In this sense, the pope added, "work is truly and essentially human. That is what it is about, that it is human."

According to its website, the June 17-18 summit "will focus on the response to the devastating impact of COVID-19 on the world of work and the action required to build a better future of work."

The pope was among several world leaders who addressed the event via video message, including U.S. President Joe Biden, President Moon Jae-in of South Korea, President Félix Tshisekedi Tshilombo of Congo and Prime Minister António Costa of Portugal.

In his address, the pope lamented the treatment of "workers on the margins of the labor market," especially migrant workers and their families, who are often excluded from access to health services.

Such exclusion, he said, "complicates early detection, testing, diagnosis, contact tracing and seeking medical care for COVID-19 for refugees and migrants, and thus increases the risk of outbreaks in those populations."

"This is one of the many cases of this philosophy of exclusion that we have become accustomed to imposing on our societies," the pope said.

Furthermore, the lack of social protection measures for vulnerable people has led to "increased poverty, unemployment, underemployment, an increase in illegal work [and] the delay in the inclusion of young people in the labor market, which is very serious."
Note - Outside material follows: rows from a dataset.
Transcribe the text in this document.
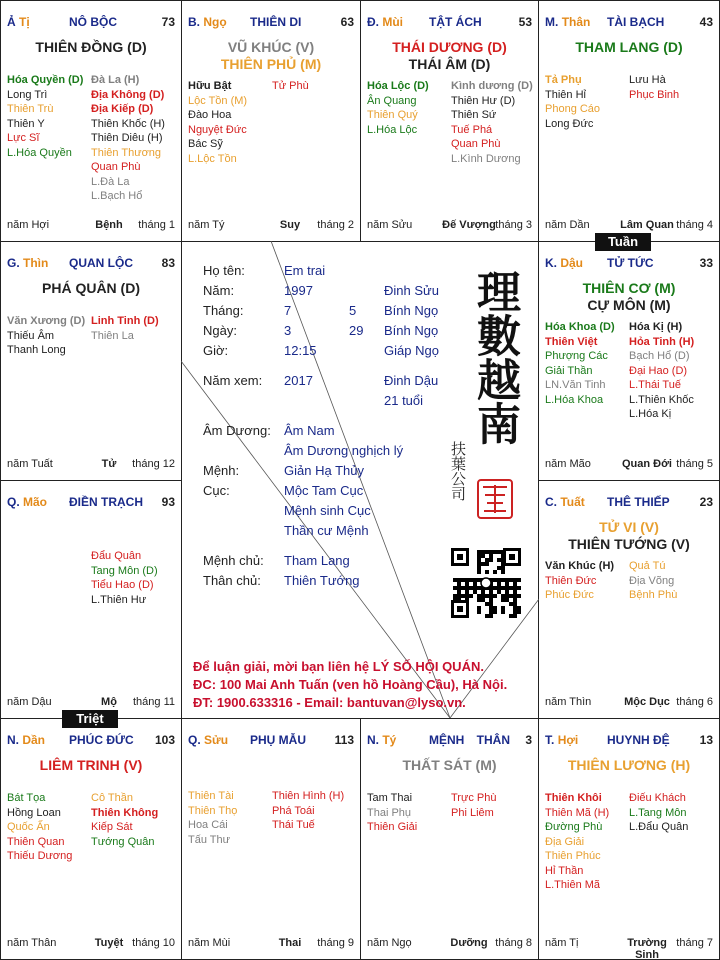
Ả Tị	NÔ BỘC	73
THIÊN ĐỒNG (D)
Hóa Quyền (D)
Long Trì
Thiên Trù
Thiên Y
Lực Sĩ
L.Hóa Quyền
Đà La (H)
Địa Không (D)
Địa Kiếp (D)
Thiên Khốc (H)
Thiên Diêu (H)
Thiên Thương
Quan Phù
L.Đà La
L.Bạch Hổ
năm Hợi	Bệnh	tháng 1
B. Ngọ THIÊN DI	63
VŨ KHÚC (V)
THIÊN PHỦ (M)
Hữu Bật
Lộc Tồn (M)
Đào Hoa
Nguyệt Đức
Bác Sỹ
L.Lộc Tồn
Tử Phù
năm Tý	Suy	tháng 2
Đ. Mùi TẬT ÁCH	53
THÁI DƯƠNG (D)
THÁI ÂM (D)
Hóa Lộc (D)
Ân Quang
Thiên Quý
L.Hóa Lộc
Kình dương (D)
Thiên Hư (D)
Thiên Sứ
Tuế Phá
Quan Phù
L.Kình Dương
năm Sửu	Đế Vượng tháng 3
M. Thân TÀI BẠCH	43
THAM LANG (D)
Tả Phụ
Thiên Hỉ
Phong Cáo
Long Đức
Lưu Hà
Phục Binh
năm Dần	Lâm Quan tháng 4
K. Dậu TỬ TỨC	33
THIÊN CƠ (M)
CỰ MÔN (M)
Hóa Khoa (D)
Thiên Việt
Phượng Các
Giải Thần
LN.Văn Tinh
L.Hóa Khoa
Hóa Kị (H)
Hỏa Tinh (H)
Bạch Hổ (D)
Đại Hao (D)
L.Thái Tuế
L.Thiên Khốc
L.Hóa Kị
năm Mão	Quan Đới tháng 5
C. Tuất THÊ THIẾP 23
TỬ VI (V)
THIÊN TƯỚNG (V)
Văn Khúc (H)
Thiên Đức
Phúc Đức
Quả Tú
Địa Võng
Bệnh Phù
năm Thìn	Mộc Dục tháng 6
T. Hợi HUYNH ĐỆ 13
THIÊN LƯƠNG (H)
Thiên Khôi
Thiên Mã (H)
Đường Phù
Địa Giải
Thiên Phúc
Hỉ Thần
L.Thiên Mã
Điếu Khách
L.Tang Môn
L.Đẩu Quân
năm Tị	Trường Sinh
tháng 7
N. Tý	MỆNH THÂN 3
THẤT SÁT (M)
Tam Thai
Thai Phụ
Thiên Giải
Trực Phù
Phi Liêm
năm Ngọ	Dưỡng tháng 8
Q. Sửu PHỤ MẪU 113
Thiên Tài
Thiên Thọ
Hoa Cái
Tấu Thư
Thiên Hình (H)
Phá Toái
Thái Tuế
năm Mùi	Thai	tháng 9
N. Dần PHÚC ĐỨC 103
LIÊM TRINH (V)
Bát Tọa
Hồng Loan
Quốc Ấn
Thiên Quan
Thiếu Dương
Cô Thần
Thiên Không
Kiếp Sát
Tướng Quân
năm Thân	Tuyệt tháng 10
Q. Mão ĐIỀN TRẠCH 93
Đẩu Quân
Tang Môn (D)
Tiểu Hao (D)
L.Thiên Hư
năm Dậu	Mộ	tháng 11
G. Thìn QUAN LỘC 83
PHÁ QUÂN (D)
Văn Xương (D)
Thiếu Âm
Thanh Long
Linh Tinh (D)
Thiên La
năm Tuất	Tử	tháng 12
Họ tên:	Em trai
Năm:	1997	Đinh Sửu
Tháng:	7	5 Bính Ngọ
Ngày:	3	29 Bính Ngọ
Giờ:	12:15	Giáp Ngọ
Năm xem: 2017	Đinh Dậu
21 tuổi
Âm Dương: Âm Nam
Âm Dương nghịch lý
Mệnh:	Giản Hạ Thủy
Cục:	Mộc Tam Cục
Mệnh sinh Cục
Thần cư Mệnh
Mệnh chủ: Tham Lang
Thân chủ: Thiên Tướng
理數越南
扶葉公司
Để luận giải, mời bạn liên hệ LÝ SỐ HỘI QUÁN.
ĐC: 100 Mai Anh Tuấn (ven hồ Hoàng Cầu), Hà Nội.
ĐT: 1900.633316 - Email: bantuvan@lyso.vn.
Tuần
Triệt
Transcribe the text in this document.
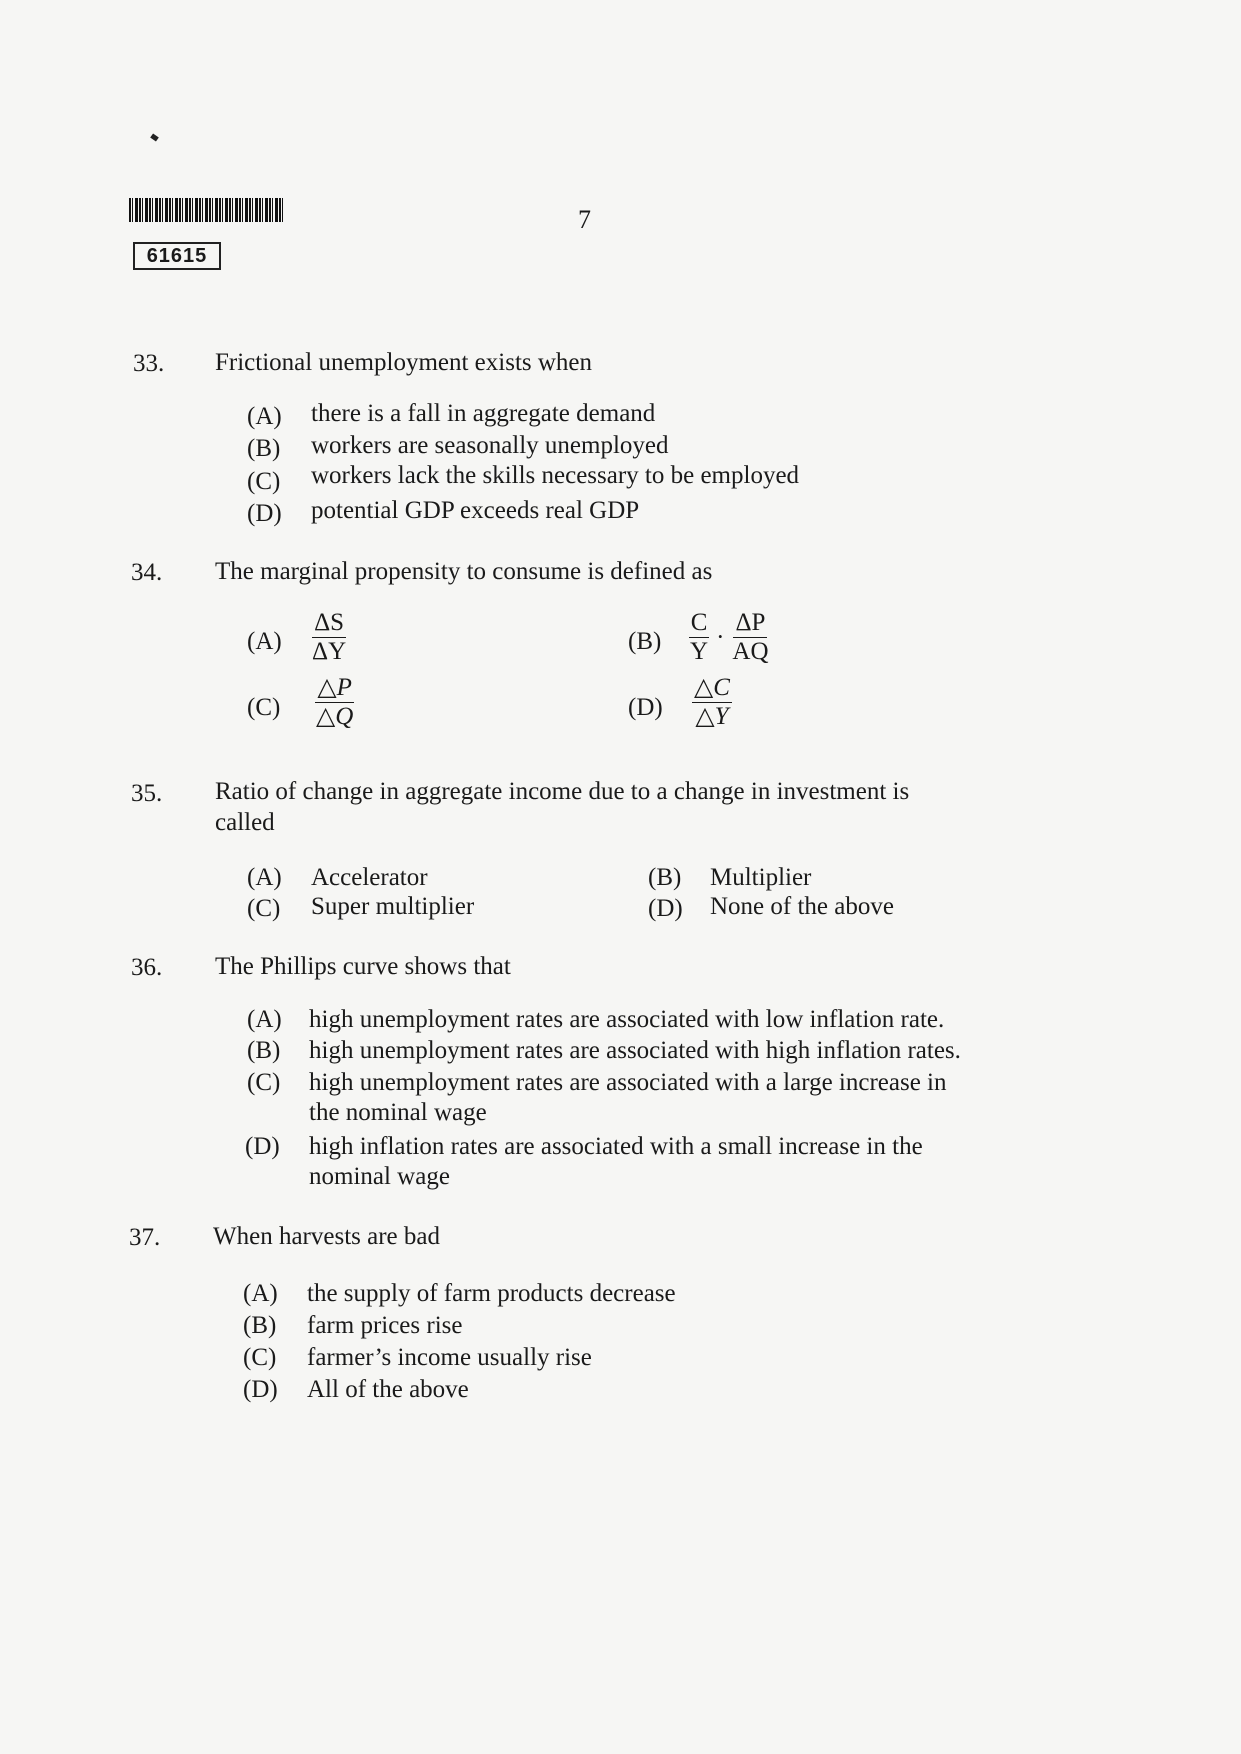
61615
7
33. Frictional unemployment exists when
(A) there is a fall in aggregate demand
(B) workers are seasonally unemployed
(C) workers lack the skills necessary to be employed
(D) potential GDP exceeds real GDP
34. The marginal propensity to consume is defined as
$(A) \frac{\Delta S}{\Delta Y}$	$(B) \frac{C}{Y} \cdot \frac{\Delta P}{AQ}$
$(C) \frac{\triangle P}{\triangle Q}$	$(D) \frac{\triangle C}{\triangle Y}$
35. Ratio of change in aggregate income due to a change in investment is
called
(A) Accelerator	(B) Multiplier
(C) Super multiplier	(D) None of the above
36. The Phillips curve shows that
(A) high unemployment rates are associated with low inflation rate.
(B) high unemployment rates are associated with high inflation rates.
(C) high unemployment rates are associated with a large increase in
the nominal wage
(D) high inflation rates are associated with a small increase in the
nominal wage
37. When harvests are bad
(A) the supply of farm products decrease
(B) farm prices rise
(C) farmer’s income usually rise
(D) All of the above
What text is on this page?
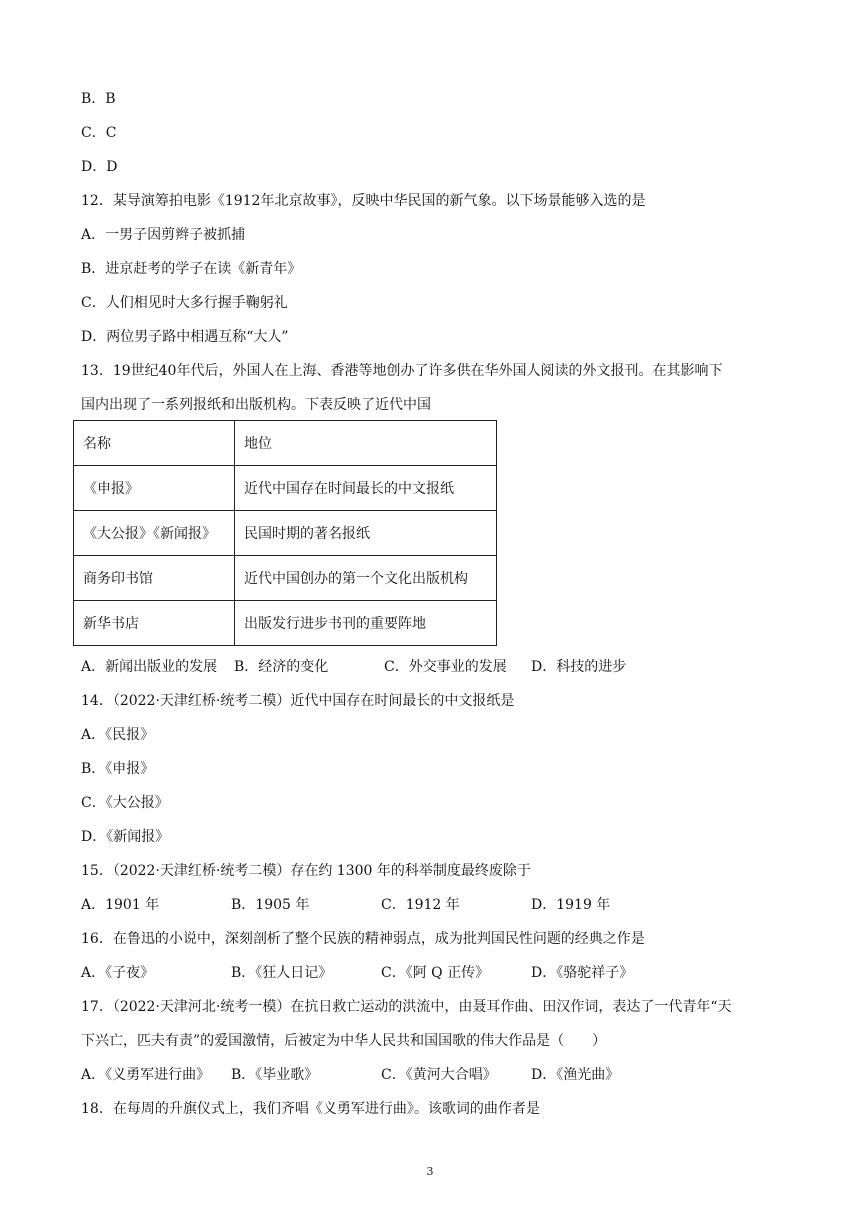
B．B
C．C
D．D
12．某导演筹拍电影《1912年北京故事》，反映中华民国的新气象。以下场景能够入选的是
A．一男子因剪辫子被抓捕
B．进京赶考的学子在读《新青年》
C．人们相见时大多行握手鞠躬礼
D．两位男子路中相遇互称“大人”
13．19世纪40年代后，外国人在上海、香港等地创办了许多供在华外国人阅读的外文报刊。在其影响下
国内出现了一系列报纸和出版机构。下表反映了近代中国
名称	地位
《申报》	近代中国存在时间最长的中文报纸
《大公报》《新闻报》	民国时期的著名报纸
商务印书馆	近代中国创办的第一个文化出版机构
新华书店	出版发行进步书刊的重要阵地
A．新闻出版业的发展	B．经济的变化	C．外交事业的发展	D．科技的进步
14．（2022·天津红桥·统考二模）近代中国存在时间最长的中文报纸是
A．《民报》
B．《申报》
C．《大公报》
D．《新闻报》
15．（2022·天津红桥·统考二模）存在约 1300 年的科举制度最终废除于
A．1901 年	B．1905 年	C．1912 年	D．1919 年
16．在鲁迅的小说中，深刻剖析了整个民族的精神弱点，成为批判国民性问题的经典之作是
A．《子夜》	B．《狂人日记》	C．《阿 Q 正传》	D．《骆驼祥子》
17．（2022·天津河北·统考一模）在抗日救亡运动的洪流中，由聂耳作曲、田汉作词，表达了一代青年“天
下兴亡，匹夫有责”的爱国激情，后被定为中华人民共和国国歌的伟大作品是（　　）
A．《义勇军进行曲》	B．《毕业歌》	C．《黄河大合唱》	D．《渔光曲》
18．在每周的升旗仪式上，我们齐唱《义勇军进行曲》。该歌词的曲作者是
3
He also said a lack of protections has led to increased child labor, human trafficking, food insecurity and increased exposure to infections among the sick and the elderly.

Francis highlighted the role of the Catholic Church, as well as other religions and denominations, in fostering dialogue between governments and local communities, which is "essential for achieving a solidarity-based and sustainable future for our common home."

He also appealed to political leaders to use their authority and influence to help the poor and reminded business leaders "of their true vocation: to produce wealth in the service of all."

"The current pandemic has reminded us that there are no differences or boundaries between those who suffer," he said. "We are all fragile and, at the same time, all of great value. We hope that what is happening around us will shake us to our core. The time has come to eliminate inequalities, to cure the injustice that is undermining the health of the entire human family."